(mg) Am Donnerstag, 14. März, begrüsste Co-Präsident Markus Gisler 56 Vereinsmitglieder und 9 Gäste zur diesjährigen Mitgliederversammlung des Vereins SeniorInnen für SeniorInnen Rheinfelden im «Treffpunkt» der römisch-katholischen Kirche.
Nachdem die anwesenden Vereinsmitglieder das Protokoll der letztjährigen Versammlung und den Bericht des Präsidiums sowie die Rechnung für das Jahr 2023 einstimmig genehmigt hatten, gedachte man den im letzten Jahr verstorbenen Mitgliedern.

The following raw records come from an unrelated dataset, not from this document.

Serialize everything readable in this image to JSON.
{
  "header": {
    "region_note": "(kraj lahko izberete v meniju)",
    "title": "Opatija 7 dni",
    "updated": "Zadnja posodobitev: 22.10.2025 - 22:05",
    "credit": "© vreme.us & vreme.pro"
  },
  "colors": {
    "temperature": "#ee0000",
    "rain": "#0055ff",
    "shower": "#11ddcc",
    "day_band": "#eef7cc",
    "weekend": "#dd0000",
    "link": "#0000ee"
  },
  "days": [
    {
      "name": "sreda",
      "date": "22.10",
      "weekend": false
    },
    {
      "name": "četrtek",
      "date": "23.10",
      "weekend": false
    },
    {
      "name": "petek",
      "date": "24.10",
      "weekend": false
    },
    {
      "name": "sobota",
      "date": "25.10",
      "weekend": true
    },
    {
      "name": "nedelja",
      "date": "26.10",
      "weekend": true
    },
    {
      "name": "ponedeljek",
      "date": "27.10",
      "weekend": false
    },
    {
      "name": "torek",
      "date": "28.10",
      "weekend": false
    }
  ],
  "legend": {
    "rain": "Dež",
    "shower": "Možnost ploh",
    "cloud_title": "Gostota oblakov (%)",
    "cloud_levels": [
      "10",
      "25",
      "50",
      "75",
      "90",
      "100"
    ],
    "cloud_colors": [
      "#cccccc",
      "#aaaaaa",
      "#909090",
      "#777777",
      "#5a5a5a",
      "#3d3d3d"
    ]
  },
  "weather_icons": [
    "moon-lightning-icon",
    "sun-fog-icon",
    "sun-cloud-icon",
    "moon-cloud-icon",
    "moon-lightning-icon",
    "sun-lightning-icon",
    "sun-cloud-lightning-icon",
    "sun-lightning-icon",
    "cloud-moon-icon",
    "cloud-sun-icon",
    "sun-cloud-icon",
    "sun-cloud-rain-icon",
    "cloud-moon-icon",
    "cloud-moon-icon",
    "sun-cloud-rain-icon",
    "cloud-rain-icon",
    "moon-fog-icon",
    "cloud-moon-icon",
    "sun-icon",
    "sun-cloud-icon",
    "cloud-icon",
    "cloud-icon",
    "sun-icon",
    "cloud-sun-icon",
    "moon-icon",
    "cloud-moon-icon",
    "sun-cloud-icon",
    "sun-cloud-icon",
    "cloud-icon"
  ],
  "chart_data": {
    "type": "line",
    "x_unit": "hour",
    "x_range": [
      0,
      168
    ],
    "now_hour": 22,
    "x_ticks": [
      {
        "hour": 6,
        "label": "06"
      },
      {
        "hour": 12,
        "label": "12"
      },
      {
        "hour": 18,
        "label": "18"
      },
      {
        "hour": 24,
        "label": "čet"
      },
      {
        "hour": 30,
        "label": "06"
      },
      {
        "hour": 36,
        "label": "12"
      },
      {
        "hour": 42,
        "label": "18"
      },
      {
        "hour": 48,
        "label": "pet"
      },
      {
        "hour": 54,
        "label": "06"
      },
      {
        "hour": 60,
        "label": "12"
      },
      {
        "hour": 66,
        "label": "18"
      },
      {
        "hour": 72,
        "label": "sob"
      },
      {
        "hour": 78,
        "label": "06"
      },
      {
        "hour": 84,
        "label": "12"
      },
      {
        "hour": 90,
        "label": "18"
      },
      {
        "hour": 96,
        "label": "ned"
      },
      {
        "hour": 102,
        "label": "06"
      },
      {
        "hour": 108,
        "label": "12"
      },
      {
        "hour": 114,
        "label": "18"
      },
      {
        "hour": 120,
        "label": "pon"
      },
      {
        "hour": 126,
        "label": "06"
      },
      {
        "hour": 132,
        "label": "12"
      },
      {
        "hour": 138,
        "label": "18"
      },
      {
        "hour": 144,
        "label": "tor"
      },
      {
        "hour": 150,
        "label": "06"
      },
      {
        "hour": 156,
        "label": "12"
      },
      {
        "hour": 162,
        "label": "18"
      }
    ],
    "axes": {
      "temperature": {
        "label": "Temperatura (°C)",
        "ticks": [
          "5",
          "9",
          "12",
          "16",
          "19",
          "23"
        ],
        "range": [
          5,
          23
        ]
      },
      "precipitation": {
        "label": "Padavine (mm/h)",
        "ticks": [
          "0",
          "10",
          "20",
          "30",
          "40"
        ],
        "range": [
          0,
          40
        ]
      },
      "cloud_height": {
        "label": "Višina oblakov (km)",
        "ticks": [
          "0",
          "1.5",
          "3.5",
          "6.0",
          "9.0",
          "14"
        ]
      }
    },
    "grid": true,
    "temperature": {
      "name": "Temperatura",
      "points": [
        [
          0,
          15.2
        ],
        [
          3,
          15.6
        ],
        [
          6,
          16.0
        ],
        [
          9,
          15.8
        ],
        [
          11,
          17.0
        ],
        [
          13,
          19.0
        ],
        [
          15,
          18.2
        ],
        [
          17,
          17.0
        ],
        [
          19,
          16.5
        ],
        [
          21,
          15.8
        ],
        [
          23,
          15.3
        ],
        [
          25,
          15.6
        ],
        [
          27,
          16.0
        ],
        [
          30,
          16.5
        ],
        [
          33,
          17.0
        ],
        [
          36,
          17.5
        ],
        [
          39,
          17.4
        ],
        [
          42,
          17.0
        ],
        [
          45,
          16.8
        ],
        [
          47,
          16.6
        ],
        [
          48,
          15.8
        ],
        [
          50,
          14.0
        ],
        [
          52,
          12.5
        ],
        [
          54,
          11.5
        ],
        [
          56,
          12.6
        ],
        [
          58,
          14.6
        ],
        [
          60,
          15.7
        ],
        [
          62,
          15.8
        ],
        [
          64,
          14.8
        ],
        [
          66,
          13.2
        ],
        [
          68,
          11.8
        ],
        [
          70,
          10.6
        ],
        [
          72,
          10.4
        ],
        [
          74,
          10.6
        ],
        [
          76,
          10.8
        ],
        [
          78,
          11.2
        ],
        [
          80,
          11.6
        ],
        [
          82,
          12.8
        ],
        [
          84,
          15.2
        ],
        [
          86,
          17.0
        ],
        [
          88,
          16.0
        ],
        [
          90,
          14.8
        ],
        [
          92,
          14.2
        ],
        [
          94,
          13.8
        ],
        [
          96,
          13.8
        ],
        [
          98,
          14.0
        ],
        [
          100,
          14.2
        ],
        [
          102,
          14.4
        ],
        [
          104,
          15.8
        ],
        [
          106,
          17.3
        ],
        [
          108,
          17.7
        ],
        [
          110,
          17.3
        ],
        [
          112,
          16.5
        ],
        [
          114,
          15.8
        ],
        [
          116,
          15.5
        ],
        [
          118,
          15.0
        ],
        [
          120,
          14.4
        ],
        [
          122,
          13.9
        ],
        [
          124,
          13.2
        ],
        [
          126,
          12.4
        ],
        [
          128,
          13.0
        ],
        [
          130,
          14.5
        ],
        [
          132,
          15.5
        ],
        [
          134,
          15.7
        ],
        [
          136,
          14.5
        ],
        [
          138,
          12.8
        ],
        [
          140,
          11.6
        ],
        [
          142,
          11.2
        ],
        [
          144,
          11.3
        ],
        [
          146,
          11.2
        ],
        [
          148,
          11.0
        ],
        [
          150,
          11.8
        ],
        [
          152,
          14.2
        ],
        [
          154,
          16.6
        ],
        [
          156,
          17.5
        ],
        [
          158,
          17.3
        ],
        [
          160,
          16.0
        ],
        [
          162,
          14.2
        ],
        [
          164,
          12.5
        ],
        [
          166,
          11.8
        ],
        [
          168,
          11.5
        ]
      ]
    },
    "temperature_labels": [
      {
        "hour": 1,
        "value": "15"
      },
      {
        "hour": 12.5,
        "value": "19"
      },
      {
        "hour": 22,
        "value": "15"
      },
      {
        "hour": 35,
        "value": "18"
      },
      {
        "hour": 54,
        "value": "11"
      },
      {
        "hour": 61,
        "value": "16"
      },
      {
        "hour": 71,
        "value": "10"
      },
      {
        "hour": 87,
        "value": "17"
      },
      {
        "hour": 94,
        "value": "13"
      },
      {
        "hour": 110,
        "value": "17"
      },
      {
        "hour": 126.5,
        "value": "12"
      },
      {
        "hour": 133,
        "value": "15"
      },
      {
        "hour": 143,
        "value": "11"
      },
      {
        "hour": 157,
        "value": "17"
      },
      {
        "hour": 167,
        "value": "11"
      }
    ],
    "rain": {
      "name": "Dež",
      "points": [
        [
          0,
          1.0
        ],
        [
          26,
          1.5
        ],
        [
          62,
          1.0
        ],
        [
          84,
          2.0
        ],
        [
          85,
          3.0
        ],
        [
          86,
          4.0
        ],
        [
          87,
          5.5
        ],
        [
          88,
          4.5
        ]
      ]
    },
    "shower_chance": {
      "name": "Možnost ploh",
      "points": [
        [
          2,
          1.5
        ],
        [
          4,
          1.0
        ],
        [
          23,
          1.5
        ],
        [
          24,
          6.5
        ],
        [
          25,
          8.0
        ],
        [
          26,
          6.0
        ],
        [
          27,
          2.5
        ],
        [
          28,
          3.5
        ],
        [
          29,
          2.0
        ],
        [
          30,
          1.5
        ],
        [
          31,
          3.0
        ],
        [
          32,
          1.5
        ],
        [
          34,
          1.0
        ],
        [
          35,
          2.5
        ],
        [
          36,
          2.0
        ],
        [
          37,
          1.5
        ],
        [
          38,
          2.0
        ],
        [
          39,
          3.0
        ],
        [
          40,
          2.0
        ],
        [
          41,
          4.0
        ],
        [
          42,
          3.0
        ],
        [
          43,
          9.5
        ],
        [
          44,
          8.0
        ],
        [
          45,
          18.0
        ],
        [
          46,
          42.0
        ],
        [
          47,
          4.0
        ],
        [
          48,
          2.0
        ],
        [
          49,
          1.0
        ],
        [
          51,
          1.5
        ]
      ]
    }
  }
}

Der Vorstand würdigte dabei besonders das Leben und Schaffen seiner Gründungs- und ersten Präsidentin Hanna Furtwängler-Strub, die im Alter von 88 Jahren im letzten Jahr verstorben war.
Nach der Decharge-Erteilung durch die Mitgliederversammlung verabschiedete der Co-Präsident die zurücktretenden Vorstandsmitglieder Bernadette Roshardt (Co-Präsidentin) und Claudia Dossenbach (Aktuarin) sowie den Rechnungsrevisor Werner Müller. Er dankte ihnen für ihren grossen Einsatz mit einem Präsent.
Die verbleibenden Vorstandsmitglieder Madeleine Jenni, Max Scheidegger, Paul Gerhard, Rainer Porschien und Markus Gisler wurden einstimmig bestätigt. Ebenso die beiden Revisorinnen Antoinette Locher und Sonja Keller. Als neues Vorstandsmitglied wurde Marlène Aebischer und als neuer Ersatzrevisor Markus Schumacher gewählt. Als Co-Präsidenten wurden Rainer Porschien (neu) und Markus Gisler (bisher) als Vereinsspitze bestätigt.
Das Vereinsjahr endet jeweils mit dem Kalenderjahr, die Mitgliederversammlung ist üblicherweise frühestens im ersten Quartal des Folgejahres. In der Zeit zwischen Neujahr und Mitgliederversamm-lung getätigte Ausgaben werden jeweils erst nachträglich genehmigt. Um diesen etwas unschönen, budgetlosen Zustand zu beenden, genehmigte die Versammlung dieses Jahr zwei Budgets, eines für 2024 und das folgende für 2025.
Im Jahresprogramm 2024 sind unter anderem folgende Anlässe geplant: am 20. März eine Stadtführung (Martinskirche, Fastentuch und renovierte Johanniterkapelle); am 2. Mai unter dem Titel «wenn das Geld im Alter nicht reicht – finanzielle Sicherheit im Alter» ein Vortrag der Pro Senectute; am 16. Oktober der Besuch der Operette «Gräfin Mariza» der Fricktaler Bühne; am 27. November das Referat «Ernährung im Alter».
Wer sich gewundert hatte, warum der «Treffpunkt» mit den Signalflaggen des internationalen Flaggenalphabets geschmückt war, erfuhr dies im Auftritt des Basler Seemannschors «Störtebekers». Begleitet von einem «Schifferklavier» und aufgelockert von Witzen und Sprüchen gaben Vorsänger und Chor Arbeitslieder der Matrosen, die Shantys zum Besten. Nach dem zweiten Auftritt am Schluss des offiziellen Teils und zwei Zugaben dankte der Co-Präsident den Sängern mit einer Buddel Rum.
Also alles gut? Nicht ganz: Anschliessend gab es Kaffee und Kuchen. Die Kuchen der Bäckerei Rohrer waren von gewohnt ausgezeichneter Qualität. Nur der Kaffee war ziemlich unterirdisch: Dem vielen Kaffeepulver zum Trotz blieb er so dünn, dass man durch ihn hätte Zeitung lesen können. Der Vorstand gelobt Besserung und dankt allen Helfenden für ihre Mitarbeit.